As if you didn’t see this guest post coming from my friend Sarah as she cares for her first foster! She’s sarcastic, funny and a great writer, so I left the topic up to her. Check out what she’s got to say.
Hi all! Sarah, foster mother of Jack, stepping in for a guest blog. As Juliana has mentioned before, not only is this my first time fostering, it’s my first time taking care of a dog period. I grew up in a household obsessed with our cats; they were given complete lay of the land as we watched their little personalities with amusement. I’ve always loved any and all animals (I have a borderline unhealthy obsession with pigs, goats, monkeys, sloths and most of all, sea otters), but specifically have always envisioned myself with both cats and dogs when I moved out of home.
The decision to foster didn’t take much time or hemming and hawing. I knew I wasn’t quite settled enough in my life to adopt a dog and make that 15-year commitment, but I was settled enough to provide a loving temporary home for a little furball who needed it. I live in a clean, big apartment in the very dog-friendly area of Arlington, VA. My apartment building has multiple dog parks around it and even in our lobby there is a bowl of mints for humans and a bowl of dog treats next to it. I work as a journalist, which affords me a reasonably
flexible schedule, including working at home occasionally. With my schedule, living conditions and desire to take care of a little one, fostering was a no-brainer.
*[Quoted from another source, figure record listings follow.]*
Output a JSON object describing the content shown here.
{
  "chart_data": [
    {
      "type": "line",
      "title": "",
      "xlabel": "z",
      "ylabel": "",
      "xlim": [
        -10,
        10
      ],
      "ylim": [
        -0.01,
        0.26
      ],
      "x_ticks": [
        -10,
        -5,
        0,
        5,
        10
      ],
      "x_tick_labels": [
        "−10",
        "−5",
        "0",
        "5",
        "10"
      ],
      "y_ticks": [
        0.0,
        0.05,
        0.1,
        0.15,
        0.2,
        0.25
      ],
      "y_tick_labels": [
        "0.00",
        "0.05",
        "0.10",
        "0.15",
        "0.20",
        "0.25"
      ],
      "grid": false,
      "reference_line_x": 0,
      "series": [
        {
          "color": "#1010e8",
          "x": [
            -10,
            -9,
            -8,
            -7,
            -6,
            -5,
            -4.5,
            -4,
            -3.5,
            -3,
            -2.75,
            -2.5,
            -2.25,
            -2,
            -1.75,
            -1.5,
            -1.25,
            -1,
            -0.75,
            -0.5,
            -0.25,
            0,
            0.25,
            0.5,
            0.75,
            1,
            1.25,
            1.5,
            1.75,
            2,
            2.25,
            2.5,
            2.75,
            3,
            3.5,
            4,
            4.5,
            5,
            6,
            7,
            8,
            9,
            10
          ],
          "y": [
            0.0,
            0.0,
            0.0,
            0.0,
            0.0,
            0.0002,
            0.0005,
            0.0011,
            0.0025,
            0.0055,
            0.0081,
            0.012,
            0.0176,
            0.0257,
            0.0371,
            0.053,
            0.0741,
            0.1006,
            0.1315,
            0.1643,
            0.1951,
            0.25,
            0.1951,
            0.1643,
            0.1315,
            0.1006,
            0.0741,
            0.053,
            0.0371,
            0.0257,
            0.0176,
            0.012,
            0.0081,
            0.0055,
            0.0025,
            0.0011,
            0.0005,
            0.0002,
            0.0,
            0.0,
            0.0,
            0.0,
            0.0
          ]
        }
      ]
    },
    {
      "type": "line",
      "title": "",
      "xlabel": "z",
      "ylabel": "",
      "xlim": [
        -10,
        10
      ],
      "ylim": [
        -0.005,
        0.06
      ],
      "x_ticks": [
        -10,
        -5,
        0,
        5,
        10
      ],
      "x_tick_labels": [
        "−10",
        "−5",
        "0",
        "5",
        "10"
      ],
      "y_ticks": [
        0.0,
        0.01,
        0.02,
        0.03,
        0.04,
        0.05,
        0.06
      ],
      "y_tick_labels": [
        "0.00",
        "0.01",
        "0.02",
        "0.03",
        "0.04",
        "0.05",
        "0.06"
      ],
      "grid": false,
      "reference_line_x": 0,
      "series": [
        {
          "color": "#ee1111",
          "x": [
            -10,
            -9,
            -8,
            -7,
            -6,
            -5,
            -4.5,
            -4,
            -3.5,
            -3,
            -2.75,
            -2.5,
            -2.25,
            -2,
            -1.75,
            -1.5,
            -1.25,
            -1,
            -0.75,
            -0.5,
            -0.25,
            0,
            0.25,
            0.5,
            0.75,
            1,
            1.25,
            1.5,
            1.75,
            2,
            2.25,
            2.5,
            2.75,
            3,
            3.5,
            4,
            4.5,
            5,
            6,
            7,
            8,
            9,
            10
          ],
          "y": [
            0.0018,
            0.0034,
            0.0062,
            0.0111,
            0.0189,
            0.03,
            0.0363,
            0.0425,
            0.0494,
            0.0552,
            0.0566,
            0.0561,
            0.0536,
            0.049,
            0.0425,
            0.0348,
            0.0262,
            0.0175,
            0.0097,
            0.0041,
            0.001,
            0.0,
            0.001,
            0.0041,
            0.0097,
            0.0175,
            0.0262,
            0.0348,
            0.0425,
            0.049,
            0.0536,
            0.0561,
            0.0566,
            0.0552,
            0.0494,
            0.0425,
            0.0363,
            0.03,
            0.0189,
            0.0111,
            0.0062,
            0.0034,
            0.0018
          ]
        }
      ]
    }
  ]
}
My experience with Jack has been interesting so far. I joked with Juliana the other day that fostering has taught me a lot I can apply to my dating life, but it’s surprisingly true. Being single-ish in a big city like Washington DC, you experience a lot and meet many
people. Here are some of the biggest dating/relationship tips fostering has taught me:
Actions don’t always reflect feelings
I fell in love with the little Jack Rabbit the minute I saw him. He’s such a handsome and sweet little guy, it’s impossible not to. It took a few hours for him to warm up to me, but once he did, I was his. He follows on my heels when I walk into another room and will happily jump up and curl his little body next to mine when I sit and watch hours of Law & Order:SVU…errr.. I mean when I’m researching political trends throughout history for my upcoming book.
However, if I had my druthers, I’d want him to be a snuggle monster 24/7 and that just isn’t the case. He likes to have his time to gnaw on his antler or repeatedly break the imaginary neck of his elephant. No matter how much I cajole, sometimes he just isn’t in the mood for the whole cozy thing. In similar situation with human males, I’ve been known to over-analyze, worrying that even though they seemed to like me the day before, this one instance clearly shows their feelings have changed. However, with Jack, I know he still adores me, he just wants his alone time.
Love really does mean letting go if it’s in their best interest
I think the most difficult part of fostering is inherent: you will eventually have to let them go. I came into this knowing that part of the fostermom description, but specifically it’s taught me that, like in relationships, you should cherish every moment with that other half. You never know when it will eventually come to its natural end, and when that time comes, instead of wallowing in the feeling of loss, it’s better to focus on the fact that it’s for their own good.
You all said it well in your tips you wrote on PL&F’s facebook page. There is an incredible amount of patience needed to take care of and love another living thing. Jack may be wonderful most of the time, but he doesn’t always do what I want him too, nor can I expect him to. I’m not a morning person (not as in I dislike getting up at 7, more along the lines of anytime before noon gets me extremely hostile), however for Jack’s well-being, I need to take him out much earlier than my normal wake up time.
Also being a dog, he doesn’t have as much control over situations, or his body. Can I get upset with him if he pees on my carpet because he’s nervous? Forgiveness is key when paired with patience. I can instruct him to not do so in the future and provide incentive and praise when he uses the bathroom outside, but I can’t get angry. This carries over to dating too. If a guy is wonderful most of the time and screws up once due to things out of his control, there’s no point in getting upset. Even the most wonderful guy, human or furry, sometimes pukes on your carpet, and love is what makes you clean it up at 4 am.